When the cheque is defective, i.e. when the amount in words differs from that in figures or when the cheque is incompletely drawn, or has a defect in endorsement, or has an alteration on the face without the customer’s attestation.

When there is a legal bar to pay the cheque such as insufficient mandate, notice of
      death, countermand of payment, garnishee order from court.

c)    Under Prosperity Ltd. Vs Lloyds Bank Ltd. (1923) it was established that the banker must
give a reasonable notice (between 1 to 3 months) to his customer if he wants to close the
customer’s account.

d)   To maintain secrecy regarding a customer’s account and affairs.



         Closure of a Customer’s Account

     The following procedure is to be applied when closing the account of a troublesome customer who has not been operating his account satisfactorily.

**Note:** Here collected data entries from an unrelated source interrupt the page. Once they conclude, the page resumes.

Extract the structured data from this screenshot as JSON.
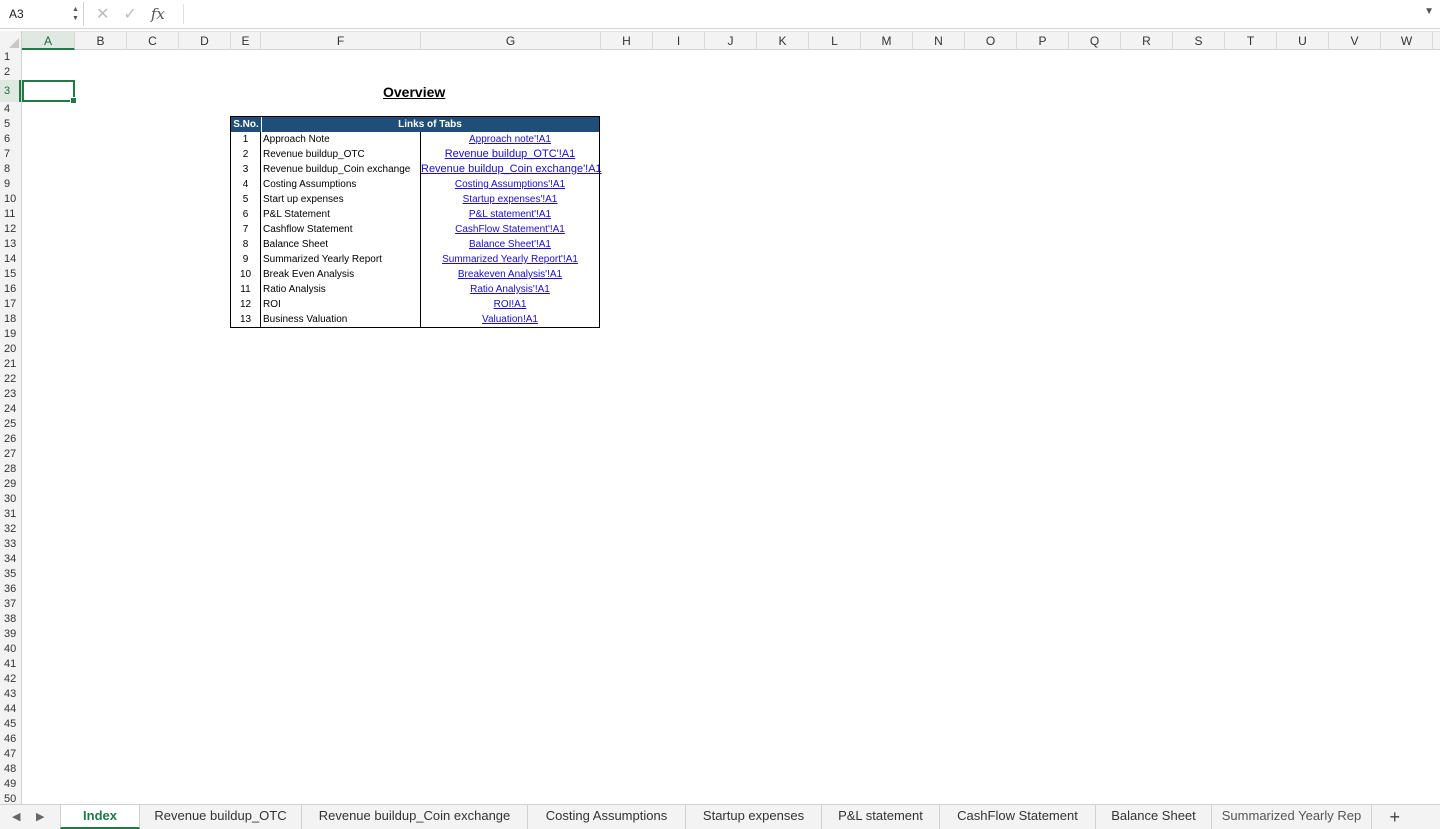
{
  "formula_bar": {
    "name_box": "A3",
    "cancel_glyph": "✕",
    "enter_glyph": "✓",
    "fx_label": "fx",
    "formula": ""
  },
  "columns": [
    "A",
    "B",
    "C",
    "D",
    "E",
    "F",
    "G",
    "H",
    "I",
    "J",
    "K",
    "L",
    "M",
    "N",
    "O",
    "P",
    "Q",
    "R",
    "S",
    "T",
    "U",
    "V",
    "W"
  ],
  "selected_cell": {
    "col": "A",
    "row": 3
  },
  "rows_visible": 50,
  "title": "Overview",
  "table": {
    "header_sno": "S.No.",
    "header_links": "Links of Tabs",
    "rows": [
      {
        "sno": "1",
        "name": "Approach Note",
        "link": "Approach note'!A1"
      },
      {
        "sno": "2",
        "name": "Revenue buildup_OTC",
        "link": "Revenue buildup_OTC'!A1"
      },
      {
        "sno": "3",
        "name": "Revenue buildup_Coin exchange",
        "link": "Revenue buildup_Coin exchange'!A1"
      },
      {
        "sno": "4",
        "name": "Costing Assumptions",
        "link": "Costing Assumptions'!A1"
      },
      {
        "sno": "5",
        "name": "Start up expenses",
        "link": "Startup expenses'!A1"
      },
      {
        "sno": "6",
        "name": "P&L Statement",
        "link": "P&L statement'!A1"
      },
      {
        "sno": "7",
        "name": "Cashflow Statement",
        "link": "CashFlow Statement'!A1"
      },
      {
        "sno": "8",
        "name": "Balance Sheet",
        "link": "Balance Sheet'!A1"
      },
      {
        "sno": "9",
        "name": "Summarized Yearly Report",
        "link": "Summarized Yearly Report'!A1"
      },
      {
        "sno": "10",
        "name": "Break Even Analysis",
        "link": "Breakeven Analysis'!A1"
      },
      {
        "sno": "11",
        "name": "Ratio Analysis",
        "link": "Ratio Analysis'!A1"
      },
      {
        "sno": "12",
        "name": "ROI",
        "link": "ROI!A1"
      },
      {
        "sno": "13",
        "name": "Business Valuation",
        "link": "Valuation!A1"
      }
    ]
  },
  "sheet_tabs": [
    "Index",
    "Revenue buildup_OTC",
    "Revenue buildup_Coin exchange",
    "Costing Assumptions",
    "Startup expenses",
    "P&L statement",
    "CashFlow Statement",
    "Balance Sheet",
    "Summarized Yearly Rep"
  ],
  "active_tab": "Index",
  "colors": {
    "accent": "#1f7a45",
    "table_header": "#1f4e79",
    "link": "#1a0dcc"
  }
}
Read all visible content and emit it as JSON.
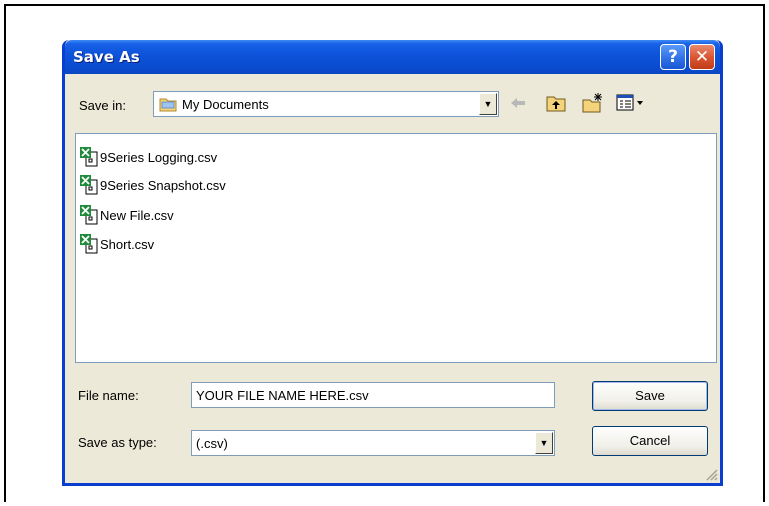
{
  "dialog": {
    "title": "Save As",
    "help_glyph": "?",
    "close_glyph": "✕"
  },
  "save_in": {
    "label": "Save in:",
    "value": "My Documents",
    "icon": "folder-icon"
  },
  "toolbar": {
    "back_icon": "back-arrow-icon",
    "up_icon": "up-folder-icon",
    "new_folder_icon": "new-folder-icon",
    "views_icon": "views-menu-icon"
  },
  "files": [
    {
      "name": "9Series Logging.csv",
      "icon": "excel-csv-icon"
    },
    {
      "name": "9Series Snapshot.csv",
      "icon": "excel-csv-icon"
    },
    {
      "name": "New File.csv",
      "icon": "excel-csv-icon"
    },
    {
      "name": "Short.csv",
      "icon": "excel-csv-icon"
    }
  ],
  "file_name": {
    "label": "File name:",
    "value": "YOUR FILE NAME HERE.csv"
  },
  "save_as_type": {
    "label": "Save as type:",
    "value": "(.csv)"
  },
  "buttons": {
    "save": "Save",
    "cancel": "Cancel"
  },
  "colors": {
    "titlebar": "#0a4cd0",
    "dialog_bg": "#ece9d8",
    "close_button": "#d9532e"
  }
}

a)    The customer must be given a written notice in which it should be stated the last date on which credit/debit will be accepted by the bank and the intended date of closure (usually 1 month if a private individual and 3 months if accompany) depending on the financial affairs. Request the return of unused cheque books and ask him/her to make the necessary arrangement to collect the balance on the account.

b)   After the closure date any cheque received for payment should be returned marked  “Account Closed”

c)    Credits received after the closure should be placed on a suspense account and the
customer invited to collect it.


       DUTIES OF A CUSTOMER TO A BANKER

       The customer owes the bank a duty to take a reasonable care in drawing his cheques, so as to reduce the risk of the banker in making a payment which he has not authorized. If he fails  in that duty the bank is entitled to debit the payment to his account although he did not authorize it.

      In the case of Joachinson vs. Swiss Bank Corporation (1921), it was established that:

i)             A customer must seek out the banker if payment is required.

ii)           Issue cheques if there is sufficient credit balance or unutilized overdraft facility


iii)          Pay charges as agreed


iv)          A customer must exercise reasonable care in drawing cheques so that the bank will neither be misled nor fraud be easily facilitated.